Something that was recently covered in our Parenting Teenagers course that Mr. Tim Woo and I run at CDNIS, is the acronym H.A.L.T – are you/they hungry, angry, lonely, or tired? These basic questions can be the underlying factor for us and our children’s emotional dysregulation. Remembering your child or teenager might be feeling lonely or tired during these pandemic times should help you to approach their stressful times with an idea of where to focus your care. Studying for 5 hours non stop is actually counterproductive because your brain is tired. Encourage your child to take breaks and have a snack. If they want to chat with a friend because they’re feeling lonely, that is okay too. They just need to literally halt and examine what they need at that moment and you can guide that.
Combat negative thinking
Does your child sound like their own worst critic? There always seems to be someone in class who is doing “so much better” or another friend where math is “just easy for them.” It is natural to hear this and reply with, “That’s not true” or “Don’t think like that.” Unfortunately, your child may perceive this as something you’re supposed to say, and feel invalidated or dismissed. By no means should you agree with them! But this is their way of opening up and seeking comfort, and they might just want you to listen to them because there’s no one else they can admit this to. I often suggest to parents to give their teenager the choice by asking, “Is this something you just want to talk about, or would you like to see if I can help with anything?” It’s really really hard for parents to not automatically want to problem solve for their child, and depending on the situation, you may need to step in. But it is always good for your growing young person to have the opportunity to solve it first. After they talk about their negative thoughts or worries, you might want to remind them of examples when they did persevere or improve. When they are engaging in narrow thinking, you can listen and help them expand their view.
Prioritise sleep
This one is so complicated, yet so simple. You might have an older child that believes they can make their own decisions now and sleep when they want. I have worked with many families around this issue, and the bottom line is that even for our older children, you are the adult and you set the boundaries of which they can negotiate within. We know that lack of sleep leaves us tired, unable to focus, and also affects our working memory. Therefore, there is every reason to make sleep a priority. How this will look will depend on your situation, my suggestion would be to start with making sure devices are away from the bedroom. Contact your child’s designated friendly guidance counsellor if you want further support.
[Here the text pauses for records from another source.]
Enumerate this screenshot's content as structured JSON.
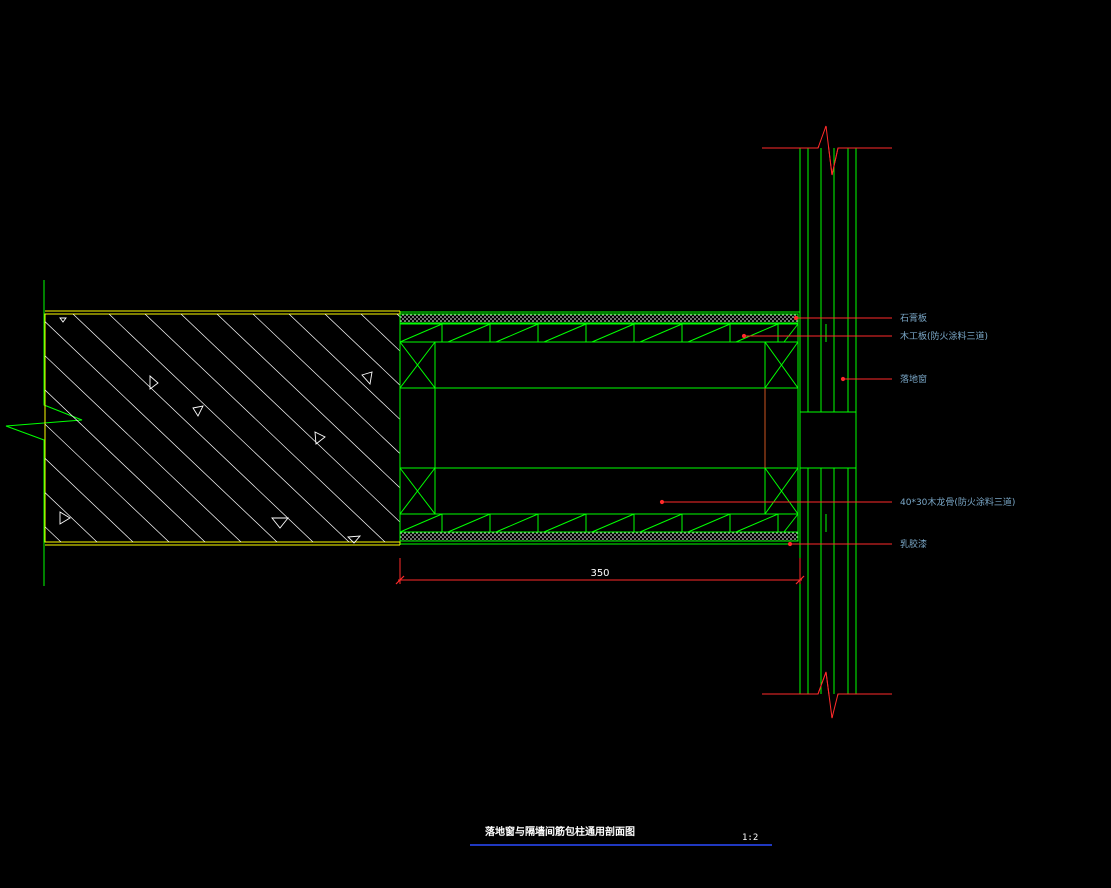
{
  "drawing": {
    "title": "落地窗与隔墙间筋包柱通用剖面图",
    "scale": "1:2",
    "dimension": "350",
    "colors": {
      "background": "#000000",
      "wood_lines": "#00ff00",
      "wall_outline": "#ffff00",
      "hatch": "#ffffff",
      "leader": "#ff2a2a",
      "callout_text": "#7aa7c7",
      "title_underline": "#2b4bff"
    }
  },
  "callouts": [
    {
      "id": "gypsum",
      "label": "石膏板"
    },
    {
      "id": "plywood",
      "label": "木工板(防火涂料三道)"
    },
    {
      "id": "window",
      "label": "落地窗"
    },
    {
      "id": "keel",
      "label": "40*30木龙骨(防火涂料三道)"
    },
    {
      "id": "paint",
      "label": "乳胶漆"
    }
  ]
}
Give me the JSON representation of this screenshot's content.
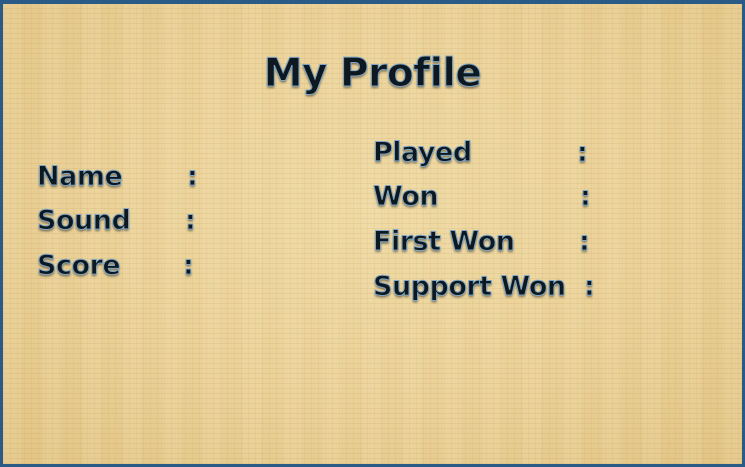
{
  "title": "My Profile",
  "left_fields": [
    {
      "label": "Name",
      "separator": ":"
    },
    {
      "label": "Sound",
      "separator": ":"
    },
    {
      "label": "Score",
      "separator": ":"
    }
  ],
  "right_fields": [
    {
      "label": "Played",
      "separator": ":"
    },
    {
      "label": "Won",
      "separator": ":"
    },
    {
      "label": "First Won",
      "separator": ":"
    },
    {
      "label": "Support Won",
      "separator": ":"
    }
  ],
  "colors": {
    "frame_border": "#2a5a86",
    "parchment": "#f1dca4",
    "text": "#0e1820",
    "text_outline": "#7fa6c4"
  }
}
Take a second look at their schedule
This will not apply to every one and it is ultimately you and your child’s decision what extracurricular activities they take part in. I include this strategy because I do hear from the occasional student that their stress and exhaustion is compounded by having to eat dinner in the car following after-school activities and having little energy left for homework once they get home. While CDNIS students are generally very well-balanced, pulling back on some activities when you know final exams are coming up might lead to a very grateful teenager!
Reminders of expectations
Though every assessment may seem earth-shattering and life-changing for a stressed out young person, we know this is not the case and we have to remind them this is so. When we put the value on learning, improving, and giving our best efforts, the pressure to obtain a certain mark will hopefully lessen. In the context of what school has been like in the last two years, I think that CDNIS students have shown a lot of resilience. This, in itself, is already something to celebrate. Remind your child that it is okay if for some reason, they don’t do as well as they’d like. The only expectation is that they try their best. Your response to their final report card sets the stage for what is to come, I hope it will be a very valuable conversation that is focused on growth and development.